La fille le regarda, incrédule. Ce type était givré !

Pourtant, la réalité était bien là, criante. Aujourd’hui, c’était le 26 janvier, soit la sainte Paule, et Paule c’est le prénom que portait sa mère.

 

Alban venait de découvrir d’ailleurs à l’instant, en consultant son calendrier, que la fête de sa mère tombait un 26 janvier. Et il venait de le découvrir dans des conditions démentes. C’était maintenant parfaitement clair et épouvantablement déstabilisant d’avoir la preuve formelle que sa mère voulait communiquer avec lui, car comment ne pas relier l’évènement de cette nuit survenu à deux heures du matin, alors qu’il était déjà sûr que sa mère en était l’auteure, avec la découverte que ce même jour était la sainte Paule, le prénom de sa mère ?

 

Les cathares étaient-ils aussi pour quelque chose dans ce mystère ? Leur âme avait-elle servi d’intermédiaire entre lui et sa mère ?

 

Et que voulait-elle lui faire parvenir comme message : le mettre en garde et de quoi, l’encourager et à quoi, le protéger mais dans ce cas, elle pouvait le faire en toute discrétion, sans avoir besoin de le traumatiser ?

 

La fille blonde, s’apercevant qu’il reprenait ses esprits, s’approcha :

— Vous allez mieux ? Avez-vous besoin de quelque chose ?
— Non merci, vous êtes très gentille. J’ai eu un choc émotionnel.
— Je l’ai vu. … C’était pas si grave !
— Vous savez, je vais certainement vous paraître bizarre et vous allez me prendre pour un fou si je vous dis que je suis peut-être le dernier cathare vivant et ainsi la dernière oreille à entendre leur voix venant de l’ailleurs. Je suis en quelque sorte un rescapé des croisades. Mais, avez-vous déjà entendu parler du catharisme ?
— … Non… je suis nulle en géographie !
— Vous savez, c’est plutôt de l’histoire !
— … Je dois être également nulle en histoire !
— Ce n’est pas essentiel. Vous savez, dans une autre vie, j’ai peut-être été un chevalier cathare ou un troubadour de nobles dames !

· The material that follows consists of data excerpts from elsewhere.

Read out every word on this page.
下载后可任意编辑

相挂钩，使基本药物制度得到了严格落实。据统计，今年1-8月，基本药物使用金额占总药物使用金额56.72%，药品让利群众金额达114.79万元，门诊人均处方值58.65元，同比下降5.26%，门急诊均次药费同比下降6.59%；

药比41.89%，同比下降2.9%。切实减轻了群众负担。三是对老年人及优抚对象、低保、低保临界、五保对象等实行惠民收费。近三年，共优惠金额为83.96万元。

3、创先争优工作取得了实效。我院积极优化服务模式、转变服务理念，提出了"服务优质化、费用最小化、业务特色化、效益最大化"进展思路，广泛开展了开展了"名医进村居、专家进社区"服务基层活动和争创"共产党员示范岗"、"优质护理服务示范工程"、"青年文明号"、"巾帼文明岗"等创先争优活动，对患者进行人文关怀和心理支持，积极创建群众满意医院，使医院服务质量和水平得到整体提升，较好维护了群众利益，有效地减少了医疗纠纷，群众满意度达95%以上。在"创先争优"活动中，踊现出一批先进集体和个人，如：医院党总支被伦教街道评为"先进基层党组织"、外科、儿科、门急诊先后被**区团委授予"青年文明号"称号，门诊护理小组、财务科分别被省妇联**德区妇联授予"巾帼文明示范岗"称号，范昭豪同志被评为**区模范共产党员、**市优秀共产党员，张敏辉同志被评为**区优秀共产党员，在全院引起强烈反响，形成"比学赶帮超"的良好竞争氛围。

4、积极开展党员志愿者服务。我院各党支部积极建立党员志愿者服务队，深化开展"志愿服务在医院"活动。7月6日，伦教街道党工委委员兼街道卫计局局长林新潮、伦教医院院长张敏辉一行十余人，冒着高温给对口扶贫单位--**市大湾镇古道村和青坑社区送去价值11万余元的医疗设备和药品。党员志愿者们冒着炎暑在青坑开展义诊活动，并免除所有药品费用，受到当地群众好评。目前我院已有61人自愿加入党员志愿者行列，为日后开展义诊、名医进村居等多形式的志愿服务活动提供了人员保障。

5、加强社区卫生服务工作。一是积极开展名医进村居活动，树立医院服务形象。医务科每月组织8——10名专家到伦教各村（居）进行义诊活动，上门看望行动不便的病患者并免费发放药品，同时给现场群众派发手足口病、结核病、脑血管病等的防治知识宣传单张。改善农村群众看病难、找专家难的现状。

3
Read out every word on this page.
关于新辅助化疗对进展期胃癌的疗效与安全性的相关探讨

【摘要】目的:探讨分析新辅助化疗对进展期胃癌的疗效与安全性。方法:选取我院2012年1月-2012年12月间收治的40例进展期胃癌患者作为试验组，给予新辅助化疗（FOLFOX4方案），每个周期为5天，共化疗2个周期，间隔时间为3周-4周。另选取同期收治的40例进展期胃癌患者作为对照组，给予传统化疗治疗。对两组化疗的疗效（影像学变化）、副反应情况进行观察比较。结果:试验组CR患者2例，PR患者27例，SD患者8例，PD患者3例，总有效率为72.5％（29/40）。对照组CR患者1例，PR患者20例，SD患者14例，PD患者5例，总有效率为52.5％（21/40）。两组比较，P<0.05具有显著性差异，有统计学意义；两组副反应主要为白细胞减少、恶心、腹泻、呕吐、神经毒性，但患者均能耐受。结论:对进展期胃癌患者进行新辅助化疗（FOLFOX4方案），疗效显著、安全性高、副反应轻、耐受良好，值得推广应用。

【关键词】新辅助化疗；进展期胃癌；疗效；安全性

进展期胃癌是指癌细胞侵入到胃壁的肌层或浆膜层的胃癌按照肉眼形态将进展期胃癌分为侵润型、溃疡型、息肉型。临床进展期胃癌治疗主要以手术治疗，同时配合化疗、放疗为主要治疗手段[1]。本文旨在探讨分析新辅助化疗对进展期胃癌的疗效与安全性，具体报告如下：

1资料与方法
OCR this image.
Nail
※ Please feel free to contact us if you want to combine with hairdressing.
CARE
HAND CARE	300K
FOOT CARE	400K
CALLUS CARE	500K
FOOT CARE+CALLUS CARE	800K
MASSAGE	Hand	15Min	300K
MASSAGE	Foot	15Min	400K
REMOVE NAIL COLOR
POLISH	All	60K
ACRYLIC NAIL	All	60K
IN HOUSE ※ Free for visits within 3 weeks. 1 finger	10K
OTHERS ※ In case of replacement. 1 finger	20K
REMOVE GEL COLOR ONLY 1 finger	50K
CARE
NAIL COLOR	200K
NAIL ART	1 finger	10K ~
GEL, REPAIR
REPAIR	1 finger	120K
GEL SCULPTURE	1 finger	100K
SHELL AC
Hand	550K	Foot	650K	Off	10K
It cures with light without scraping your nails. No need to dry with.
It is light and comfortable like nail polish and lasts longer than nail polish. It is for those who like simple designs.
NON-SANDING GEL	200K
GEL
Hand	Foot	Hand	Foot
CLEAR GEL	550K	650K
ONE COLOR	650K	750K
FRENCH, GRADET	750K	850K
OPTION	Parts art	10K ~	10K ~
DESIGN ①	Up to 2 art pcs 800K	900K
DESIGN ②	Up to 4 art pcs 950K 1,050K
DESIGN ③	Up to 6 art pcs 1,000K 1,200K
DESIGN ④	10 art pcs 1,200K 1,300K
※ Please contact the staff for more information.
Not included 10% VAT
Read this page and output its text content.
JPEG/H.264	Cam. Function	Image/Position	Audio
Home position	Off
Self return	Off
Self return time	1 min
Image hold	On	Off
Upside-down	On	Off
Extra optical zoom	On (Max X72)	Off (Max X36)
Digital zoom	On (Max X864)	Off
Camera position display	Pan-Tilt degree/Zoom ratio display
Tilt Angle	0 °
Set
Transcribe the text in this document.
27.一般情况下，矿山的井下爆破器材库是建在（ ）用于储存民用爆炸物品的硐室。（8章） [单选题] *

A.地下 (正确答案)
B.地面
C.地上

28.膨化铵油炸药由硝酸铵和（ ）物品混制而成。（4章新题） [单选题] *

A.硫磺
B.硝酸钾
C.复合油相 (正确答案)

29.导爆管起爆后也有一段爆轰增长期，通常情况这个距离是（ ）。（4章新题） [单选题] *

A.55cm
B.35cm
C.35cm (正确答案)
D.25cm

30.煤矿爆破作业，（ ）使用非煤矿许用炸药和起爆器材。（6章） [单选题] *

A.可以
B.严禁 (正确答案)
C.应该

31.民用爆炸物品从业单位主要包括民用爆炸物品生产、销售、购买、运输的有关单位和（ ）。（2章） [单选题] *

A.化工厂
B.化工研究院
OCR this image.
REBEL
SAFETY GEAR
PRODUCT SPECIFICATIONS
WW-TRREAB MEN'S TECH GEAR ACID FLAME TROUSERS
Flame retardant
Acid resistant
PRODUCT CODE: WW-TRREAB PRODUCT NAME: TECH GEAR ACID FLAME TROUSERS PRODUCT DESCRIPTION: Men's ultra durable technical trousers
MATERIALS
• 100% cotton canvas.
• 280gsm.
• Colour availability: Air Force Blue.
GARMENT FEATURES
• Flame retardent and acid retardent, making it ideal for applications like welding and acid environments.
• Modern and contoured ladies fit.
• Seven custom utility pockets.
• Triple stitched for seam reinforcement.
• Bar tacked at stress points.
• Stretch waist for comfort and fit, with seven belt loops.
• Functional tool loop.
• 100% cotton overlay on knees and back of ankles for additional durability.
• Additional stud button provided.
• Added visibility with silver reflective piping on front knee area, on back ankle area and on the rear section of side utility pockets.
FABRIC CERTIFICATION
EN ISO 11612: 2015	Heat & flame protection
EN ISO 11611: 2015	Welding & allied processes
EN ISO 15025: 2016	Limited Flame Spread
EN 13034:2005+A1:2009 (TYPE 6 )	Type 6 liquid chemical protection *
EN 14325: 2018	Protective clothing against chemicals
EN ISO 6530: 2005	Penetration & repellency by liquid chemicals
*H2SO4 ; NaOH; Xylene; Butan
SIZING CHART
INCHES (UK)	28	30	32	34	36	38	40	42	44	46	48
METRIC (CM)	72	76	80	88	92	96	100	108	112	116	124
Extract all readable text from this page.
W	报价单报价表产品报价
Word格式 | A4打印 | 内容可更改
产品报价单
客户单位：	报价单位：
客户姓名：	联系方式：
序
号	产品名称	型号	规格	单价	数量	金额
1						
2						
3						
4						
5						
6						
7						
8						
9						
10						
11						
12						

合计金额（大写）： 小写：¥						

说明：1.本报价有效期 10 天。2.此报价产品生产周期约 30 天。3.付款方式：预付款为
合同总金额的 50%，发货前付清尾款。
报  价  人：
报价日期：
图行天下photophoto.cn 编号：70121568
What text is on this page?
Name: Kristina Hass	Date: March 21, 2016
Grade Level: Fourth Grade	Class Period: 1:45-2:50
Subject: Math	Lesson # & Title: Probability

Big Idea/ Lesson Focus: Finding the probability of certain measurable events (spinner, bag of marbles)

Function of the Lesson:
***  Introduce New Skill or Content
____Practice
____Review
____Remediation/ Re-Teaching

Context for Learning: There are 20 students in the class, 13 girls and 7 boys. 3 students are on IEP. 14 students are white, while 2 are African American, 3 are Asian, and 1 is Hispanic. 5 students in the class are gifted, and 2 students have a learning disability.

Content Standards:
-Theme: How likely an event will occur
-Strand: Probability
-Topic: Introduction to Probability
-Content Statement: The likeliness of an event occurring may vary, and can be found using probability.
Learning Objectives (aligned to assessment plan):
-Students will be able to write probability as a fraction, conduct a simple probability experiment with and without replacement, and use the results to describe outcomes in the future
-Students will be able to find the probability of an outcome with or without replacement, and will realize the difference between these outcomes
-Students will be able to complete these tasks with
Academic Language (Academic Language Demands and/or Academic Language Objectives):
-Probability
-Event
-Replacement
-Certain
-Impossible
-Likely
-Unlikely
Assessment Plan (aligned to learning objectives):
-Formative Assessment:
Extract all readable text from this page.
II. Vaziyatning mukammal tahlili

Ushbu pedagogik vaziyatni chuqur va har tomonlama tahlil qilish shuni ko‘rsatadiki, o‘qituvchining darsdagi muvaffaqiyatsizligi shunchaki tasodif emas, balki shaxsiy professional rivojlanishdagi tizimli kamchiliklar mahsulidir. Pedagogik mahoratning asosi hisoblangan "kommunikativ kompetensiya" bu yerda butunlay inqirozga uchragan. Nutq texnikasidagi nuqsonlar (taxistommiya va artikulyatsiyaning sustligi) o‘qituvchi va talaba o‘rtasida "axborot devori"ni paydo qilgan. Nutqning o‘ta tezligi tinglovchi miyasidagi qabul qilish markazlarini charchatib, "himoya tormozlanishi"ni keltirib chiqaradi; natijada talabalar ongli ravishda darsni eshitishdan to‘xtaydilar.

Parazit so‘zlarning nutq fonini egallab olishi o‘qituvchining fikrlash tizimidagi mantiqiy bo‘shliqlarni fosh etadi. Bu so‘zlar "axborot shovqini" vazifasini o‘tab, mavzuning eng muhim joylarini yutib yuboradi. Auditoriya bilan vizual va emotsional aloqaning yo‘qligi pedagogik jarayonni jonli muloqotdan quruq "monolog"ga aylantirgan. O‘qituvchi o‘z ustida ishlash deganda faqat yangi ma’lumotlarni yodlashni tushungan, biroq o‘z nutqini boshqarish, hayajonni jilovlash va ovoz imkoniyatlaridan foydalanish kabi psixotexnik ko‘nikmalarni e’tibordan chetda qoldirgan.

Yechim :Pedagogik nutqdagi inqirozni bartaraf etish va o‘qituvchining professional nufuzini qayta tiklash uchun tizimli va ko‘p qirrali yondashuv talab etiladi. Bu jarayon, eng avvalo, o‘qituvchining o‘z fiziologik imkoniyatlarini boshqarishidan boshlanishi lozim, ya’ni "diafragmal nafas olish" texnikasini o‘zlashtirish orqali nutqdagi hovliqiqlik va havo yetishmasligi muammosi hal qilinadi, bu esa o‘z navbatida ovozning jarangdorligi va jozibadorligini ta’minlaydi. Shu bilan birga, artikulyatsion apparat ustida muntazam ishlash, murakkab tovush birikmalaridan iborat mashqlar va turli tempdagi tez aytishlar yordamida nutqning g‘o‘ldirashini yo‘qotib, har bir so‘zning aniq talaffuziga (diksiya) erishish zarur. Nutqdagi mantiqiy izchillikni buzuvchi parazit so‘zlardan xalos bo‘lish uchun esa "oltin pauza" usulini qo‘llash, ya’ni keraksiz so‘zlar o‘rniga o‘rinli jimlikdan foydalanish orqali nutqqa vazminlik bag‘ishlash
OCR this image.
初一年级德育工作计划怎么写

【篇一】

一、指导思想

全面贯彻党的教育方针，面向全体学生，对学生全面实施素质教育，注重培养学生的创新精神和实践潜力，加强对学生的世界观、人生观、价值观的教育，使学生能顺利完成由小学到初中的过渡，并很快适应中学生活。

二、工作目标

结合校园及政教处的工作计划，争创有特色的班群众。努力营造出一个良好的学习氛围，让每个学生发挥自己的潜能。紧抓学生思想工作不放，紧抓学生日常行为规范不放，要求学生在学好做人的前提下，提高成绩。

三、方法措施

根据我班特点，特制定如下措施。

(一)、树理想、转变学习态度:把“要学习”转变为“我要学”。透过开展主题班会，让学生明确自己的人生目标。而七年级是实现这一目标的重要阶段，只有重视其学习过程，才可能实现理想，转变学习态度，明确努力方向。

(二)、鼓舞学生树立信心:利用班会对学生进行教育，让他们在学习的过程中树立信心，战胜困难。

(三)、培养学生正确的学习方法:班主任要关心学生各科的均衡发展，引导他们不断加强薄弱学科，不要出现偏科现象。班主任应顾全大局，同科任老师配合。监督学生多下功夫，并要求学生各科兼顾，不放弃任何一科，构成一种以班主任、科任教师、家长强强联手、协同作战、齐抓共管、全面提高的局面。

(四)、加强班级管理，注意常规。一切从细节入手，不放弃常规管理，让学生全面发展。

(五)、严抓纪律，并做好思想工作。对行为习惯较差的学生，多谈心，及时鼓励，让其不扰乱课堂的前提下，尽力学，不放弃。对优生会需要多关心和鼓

Elle le regarda avec des yeux écarquillés et éblouis, et souffla :

— …. Oh, c’est merveilleux !

 

Alban appela le garçon, demanda la note, paya, prit son manteau et sortit vivement sur la place, n’oubliant pas en partant de faire un petit signe amical de la main à la fille. Il ne put s’empêcher de penser que son geste était le même que celui qu’il avait adressé un peu plus loin, boulevard Saint-Michel, il y avait fort longtemps, à une semblable femme blonde portant la même tresse.

 

Le petit crachin, qui tombait encore, fit le plus grand bien à Alban. Le vent, qui lui semblait être une émanation de la Tramontane, était complètement tombé, de sorte qu’un début de calme l’envahit. Il pensa à Claudine qu’il allait retrouver. Que se passerait-il entre eux, aujourd’hui ? La veille, ils étaient allés de cafés en brasseries, ayant beaucoup de choses à se raconter. Il avait beaucoup parlé, ayant beaucoup à lui dire. Elle l’avait surtout écouté.

 

Mais l’horloge avait tourné, il était temps pour elle de repartir, prendre le train, et retrouver son travail à Grenoble. Il était très déçu, compte tenu de l’entente qui avait régné entre eux, et du désir qui insensiblement était monté en lui, de ne pas avoir pu emmener Claudine dans son hôtel.

Elle était astrophysicienne, chercheuse à l’Université de Grenoble. Or, elle avait fait récemment une expérience originale sur l’ESRF-Synchrotron, l’accélérateur de particules le plus puissant au monde, et elle ne savait pas si elle n’avait pas subi, accidentellement, une transmutation inédite, la faisant passer d’une femme-matière en une femme-antimatière.

Matière et antimatière ont des charges opposées. Les particules de la matière sont le proton, positif, et l’électron, négatif. Dans le cas de l’antimatière, on trouve l’antiproton, négatif, et l’antiélectron, positif. Dans la situation où matière et antimatière se touchent toutes les deux, elles disparaissent aussitôt dans une gerbe d’étincelles.

Il ne fallait donc pas qu’Alban et Claudine se touchent !

 

Cela avait été une grande déception pour Alban car il avait parfaitement organisé ces journées à Paris dans une optique sentimentale brûlante et il n’était là que pour trois jours. Il avait réservé, dans cet hôtel du XVI° siècle, rénové par Garcia, une chambre très confortable, avec une atmosphère feutrée.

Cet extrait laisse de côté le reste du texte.